- White Cliffs Location within New Mexico White Cliffs Location within the United States
- Coordinates: 35°32′56″N 108°39′52″W﻿ / ﻿35.54889°N 108.66444°W
- Country: United States
- State: New Mexico
- County: McKinley

Area
- • Total: 0.43 sq mi (1.11 km^{2})
- • Land: 0.43 sq mi (1.11 km^{2})
- • Water: 0 sq mi (0.00 km^{2})
- Elevation: 6,595 ft (2,010 m)

Population (2020)
- • Total: 371
- • Density: 865.4/sq mi (334.13/km^{2})
- Time zone: UTC-7 (Mountain (MST))
- • Summer (DST): UTC-6 (MDT)
- ZIP Code: 87311 (Church Rock)
- Area code: 505
- FIPS code: 35-84505
- GNIS feature ID: 2806738

= White Cliffs, New Mexico =

White Cliffs is an unincorporated community and census-designated place (CDP) in McKinley County, New Mexico, United States. As of the 2020 census, it had a population of 371.

==Geography==
The community is in the western part of the county, 5 mi northeast of Gallup, the county seat, and 4 mi west of Church Rock. The CDP takes its name from a set of 600 ft cliffs that rise 2 mi to the north.

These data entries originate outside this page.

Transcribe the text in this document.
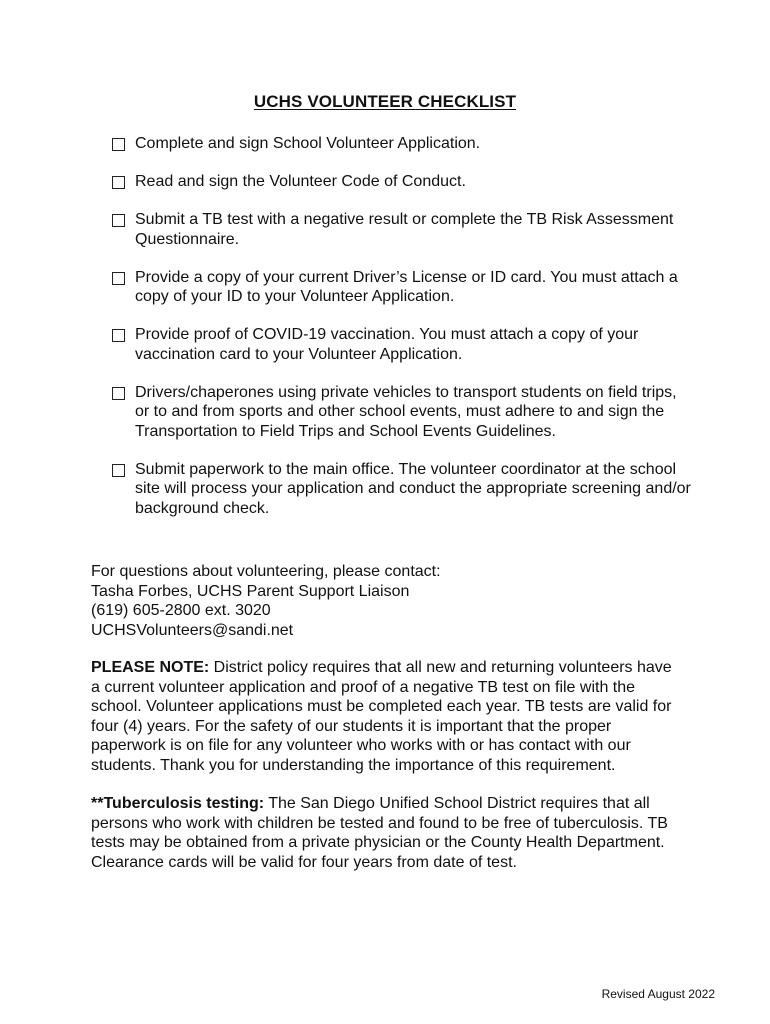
UCHS VOLUNTEER CHECKLIST
Complete and sign School Volunteer Application.
Read and sign the Volunteer Code of Conduct.
Submit a TB test with a negative result or complete the TB Risk Assessment Questionnaire.
Provide a copy of your current Driver’s License or ID card. You must attach a copy of your ID to your Volunteer Application.
Provide proof of COVID-19 vaccination. You must attach a copy of your vaccination card to your Volunteer Application.
Drivers/chaperones using private vehicles to transport students on field trips, or to and from sports and other school events, must adhere to and sign the Transportation to Field Trips and School Events Guidelines.
Submit paperwork to the main office. The volunteer coordinator at the school site will process your application and conduct the appropriate screening and/or background check.
For questions about volunteering, please contact:
Tasha Forbes, UCHS Parent Support Liaison
(619) 605-2800 ext. 3020
UCHSVolunteers@sandi.net
PLEASE NOTE: District policy requires that all new and returning volunteers have a current volunteer application and proof of a negative TB test on file with the school. Volunteer applications must be completed each year. TB tests are valid for four (4) years. For the safety of our students it is important that the proper paperwork is on file for any volunteer who works with or has contact with our students. Thank you for understanding the importance of this requirement.
**Tuberculosis testing: The San Diego Unified School District requires that all persons who work with children be tested and found to be free of tuberculosis. TB tests may be obtained from a private physician or the County Health Department. Clearance cards will be valid for four years from date of test.
Revised August 2022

According to the U.S. Census Bureau, the White Cliffs CDP has an area of 0.43 sqmi, all land. The community is bordered to the east by the Puerco River, which flows southwest into Gallup and ultimately joins the Little Colorado River near Holbrook, Arizona.

==Demographics==

White Cliffs was first listed as a CDP prior to the 2020 census.

Historical population
| Census | Pop. | Note | %± |
| 2020 | 371 |  | — |
U.S. Decennial Census

==Education==
It is in Gallup-McKinley County Public Schools.